I don't quite agree with that. First of all, the Worf/Troi thing started when Worf found himself hopping through alternate universes in "Parallels," which was already halfway through the final season. It was a parallel universe where he was married to Troi; in the prime universe he and Troi showed zero interest in each other. If that had just been it, things would have been fine. But someone decided there needed to be some "romance" where none existed previously except in an out-of-context experience. There were only one or two eps that dealt with it, and not even as the primary focus; it was just relegated to some embarrassing side scenes with Worf, Troi and Riker. There was really no relationship development at all, except for the erased future of AGT.

Was C/7 originally planned to drop much earlier, or did some fucking moron think that there was going to be a season 8?

Nobody thought there was going to be a season 8, because ENT was already on the drawing board well before VOY's season 7 ended.

Voyager should have been in another galaxy so it was physically impossible to get home without finding some super-technology, wormhole, or advanced race willing to help them. That way instead of moving in a straight line they would have needed to settle on some kind of home base and make local connections.
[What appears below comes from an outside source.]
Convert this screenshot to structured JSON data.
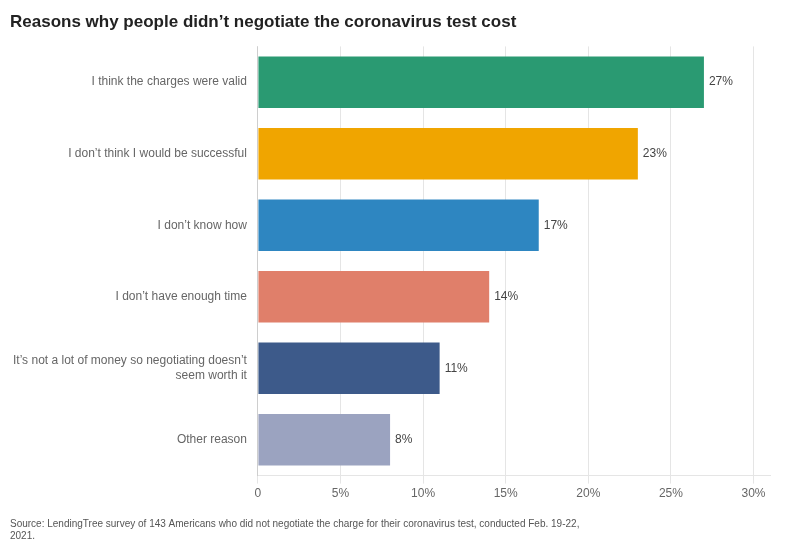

That would have been a completely different show.

Where Voyager was located made no difference whatsoever with the episodic nature of the show. It could be on the other side of the galaxy, the other side of the universe, or even in a parallel universe. The same stories would have been told, the only difference being the distance to Earth, which is no difference at all considering how they eventually got home.
 
Chricton and the Gang got home middle of season 4. Spent 4 episodes getting their shit straight, when Scorpius decided to lay waste to Earth. Sure it was going to take seventy years to get there, and he himself wouldn't bother with the trip... No that happened earlier? Oh. Earth had a natural resource that the Scarrans desperately needed and they'd turn hmanity into a slave race or dust to see that they got it.

Earth was toast unless John Went back into space, so John went back locking the wormhole they used right behind him.

But yes, there were several fake-outs that turned out to be mind control bullshit earlier in the series.
 
Was C/7 originally planned to drop much earlier, or did some fucking moron think that there was going to be a season 8?

Wasn't there even an episode where chakotay and seven were marooned together for a considerable time and they decided against a relationship?